Sixty‐four individuals with hand OA agreed to participate; 15 were excluded due to not fulfilling the inclusion criteria. The 49 remaining (90% female) participated in an OA group intervention at a primary care unit with education, paraffin wax bath, and hand exercise over a 6‐week period. Data were collected at baseline, end of intervention, and after 1 year. Instruments used were the Grip Ability Test (GAT), the Signals of Functional Impairment (SOFI), dynamometry (grip force), hand pain at rest using a visual analog scale (VAS), the Patient‐Specific Functional Scale (PSFS), the Quick Disabilities of the Arm, Shoulder, and Hand (Quick‐DASH), and the EuroQol VAS (EQ VAS).
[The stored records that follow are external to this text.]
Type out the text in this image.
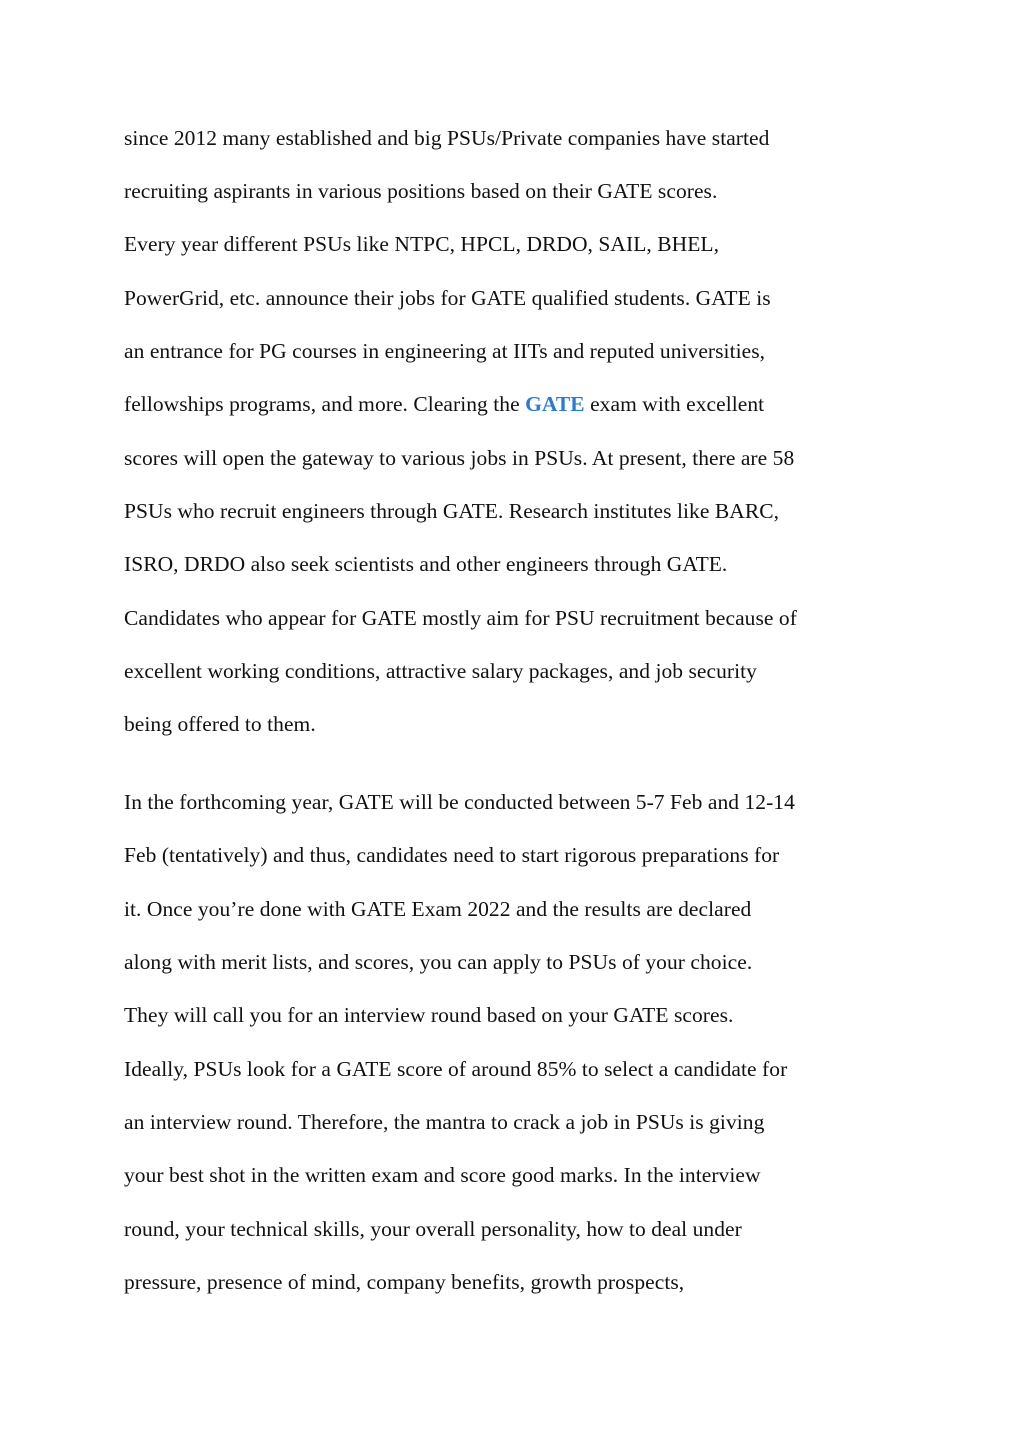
since 2012 many established and big PSUs/Private companies have started
recruiting aspirants in various positions based on their GATE scores.
Every year different PSUs like NTPC, HPCL, DRDO, SAIL, BHEL,
PowerGrid, etc. announce their jobs for GATE qualified students. GATE is
an entrance for PG courses in engineering at IITs and reputed universities,
fellowships programs, and more. Clearing the GATE exam with excellent
scores will open the gateway to various jobs in PSUs. At present, there are 58
PSUs who recruit engineers through GATE. Research institutes like BARC,
ISRO, DRDO also seek scientists and other engineers through GATE.
Candidates who appear for GATE mostly aim for PSU recruitment because of
excellent working conditions, attractive salary packages, and job security
being offered to them.
In the forthcoming year, GATE will be conducted between 5-7 Feb and 12-14
Feb (tentatively) and thus, candidates need to start rigorous preparations for
it. Once you’re done with GATE Exam 2022 and the results are declared
along with merit lists, and scores, you can apply to PSUs of your choice.
They will call you for an interview round based on your GATE scores.
Ideally, PSUs look for a GATE score of around 85% to select a candidate for
an interview round. Therefore, the mantra to crack a job in PSUs is giving
your best shot in the written exam and score good marks. In the interview
round, your technical skills, your overall personality, how to deal under
pressure, presence of mind, company benefits, growth prospects,
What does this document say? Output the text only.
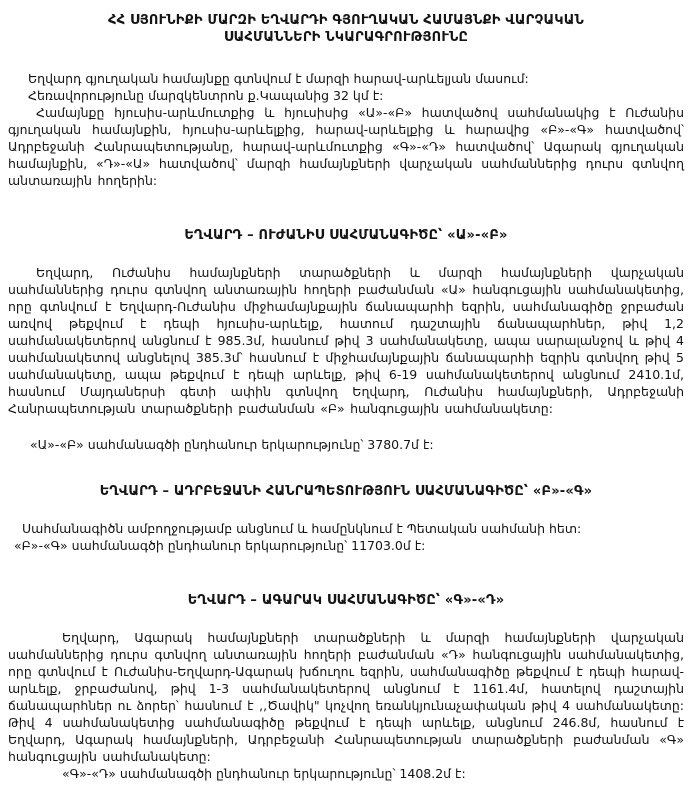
ՀՀ ՍՅՈՒՆԻՔԻ ՄԱՐԶԻ ԵՂՎԱՐԴԻ ԳՅՈՒՂԱԿԱՆ ՀԱՄԱՅՆՔԻ ՎԱՐՉԱԿԱՆ
ՍԱՀՄԱՆՆԵՐԻ ՆԿԱՐԱԳՐՈՒԹՅՈՒՆԸ

Եղվարդ գյուղական համայնքը գտնվում է մարզի հարավ-արևելյան մասում:

Հեռավորությունը մարզկենտրոն ք.Կապանից 32 կմ է:

Համայնքը հյուսիս-արևմուտքից և հյուսիսից «Ա»-«Բ» հատվածով սահմանակից է Ուժանիս գյուղական համայնքին, հյուսիս-արևելքից, հարավ-արևելքից և հարավից «Բ»-«Գ» հատվածով՝ Ադրբեջանի Հանրապետությանը, հարավ-արևմուտքից «Գ»-«Դ» հատվածով՝ Ագարակ գյուղական համայնքին, «Դ»-«Ա» հատվածով՝ մարզի համայնքների վարչական սահմաններից դուրս գտնվող անտառային հողերին:

ԵՂՎԱՐԴ – ՈՒԺԱՆԻՍ ՍԱՀՄԱՆԱԳԻԾԸ՝ «Ա»-«Բ»

Եղվարդ, Ուժանիս համայնքների տարածքների և մարզի համայնքների վարչական սահմաններից դուրս գտնվող անտառային հողերի բաժանման «Ա» հանգուցային սահմանակետից, որը գտնվում է Եղվարդ-Ուժանիս միջհամայնքային ճանապարհի եզրին, սահմանագիծը ջրբաժան առվով թեքվում է դեպի հյուսիս-արևելք, հատում դաշտային ճանապարհներ, թիվ 1,2 սահմանակետերով անցնում է 985.3մ, հասնում թիվ 3 սահմանակետը, ապա սարալանջով և թիվ 4 սահմանակետով անցնելով 385.3մ՝ հասնում է միջհամայնքային ճանապարհի եզրին գտնվող թիվ 5 սահմանակետը, ապա թեքվում է դեպի արևելք, թիվ 6-19 սահմանակետերով անցնում 2410.1մ, հասնում Մայդաներսի գետի ափին գտնվող Եղվարդ, Ուժանիս համայնքների, Ադրբեջանի Հանրապետության տարածքների բաժանման «Բ» հանգուցային սահմանակետը:

«Ա»-«Բ» սահմանագծի ընդհանուր երկարությունը՝ 3780.7մ է:

ԵՂՎԱՐԴ – ԱԴՐԲԵՋԱՆԻ ՀԱՆՐԱՊԵՏՈՒԹՅՈՒՆ ՍԱՀՄԱՆԱԳԻԾԸ՝ «Բ»-«Գ»

Սահմանագիծն ամբողջությամբ անցնում և համընկնում է Պետական սահմանի հետ:

«Բ»-«Գ» սահմանագծի ընդհանուր երկարությունը՝ 11703.0մ է:

ԵՂՎԱՐԴ – ԱԳԱՐԱԿ ՍԱՀՄԱՆԱԳԻԾԸ՝ «Գ»-«Դ»

Եղվարդ, Ագարակ համայնքների տարածքների և մարզի համայնքների վարչական սահմաններից դուրս գտնվող անտառային հողերի բաժանման «Դ» հանգուցային սահմանակետից, որը գտնվում է Ուժանիս-Եղվարդ-Ագարակ խճուղու եզրին, սահմանագիծը թեքվում է դեպի հարավ-արևելք, ջրբաժանով, թիվ 1-3 սահմանակետերով անցնում է 1161.4մ, հատելով դաշտային ճանապարհներ ու ձորեր՝ հասնում է ,,Ծավիկ" կոչվող եռանկյունաչափական թիվ 4 սահմանակետը: Թիվ 4 սահմանակետից սահմանագիծը թեքվում է դեպի արևելք, անցնում 246.8մ, հասնում է Եղվարդ, Ագարակ համայնքների, Ադրբեջանի Հանրապետության տարածքների բաժանման «Գ» հանգուցային սահմանակետը:

«Գ»-«Դ» սահմանագծի ընդհանուր երկարությունը՝ 1408.2մ է:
Data were analyzed using nonparametric statistics.

Results

Hand function, activity limitation, and self‐rated health significantly improved from baseline to end of intervention, grip force (right hand: P < 0.001; left hand: P = 0.008), SOFI (P = 0.011), GAT (P < 0.001), hand pain at rest (P < 0.001), PSFS (1: P = 0.008, 2: P < 0.001, and 3: P = 0.004), Quick‐DASH (P = 0.001), and EQ VAS (P = 0.039), and the effects were sustained after 1 year.

Conclusion

The hand OA group intervention in primary care improves hand function, activity limitation, and self‐rated health. The benefits are sustained 1 year after completion of the intervention.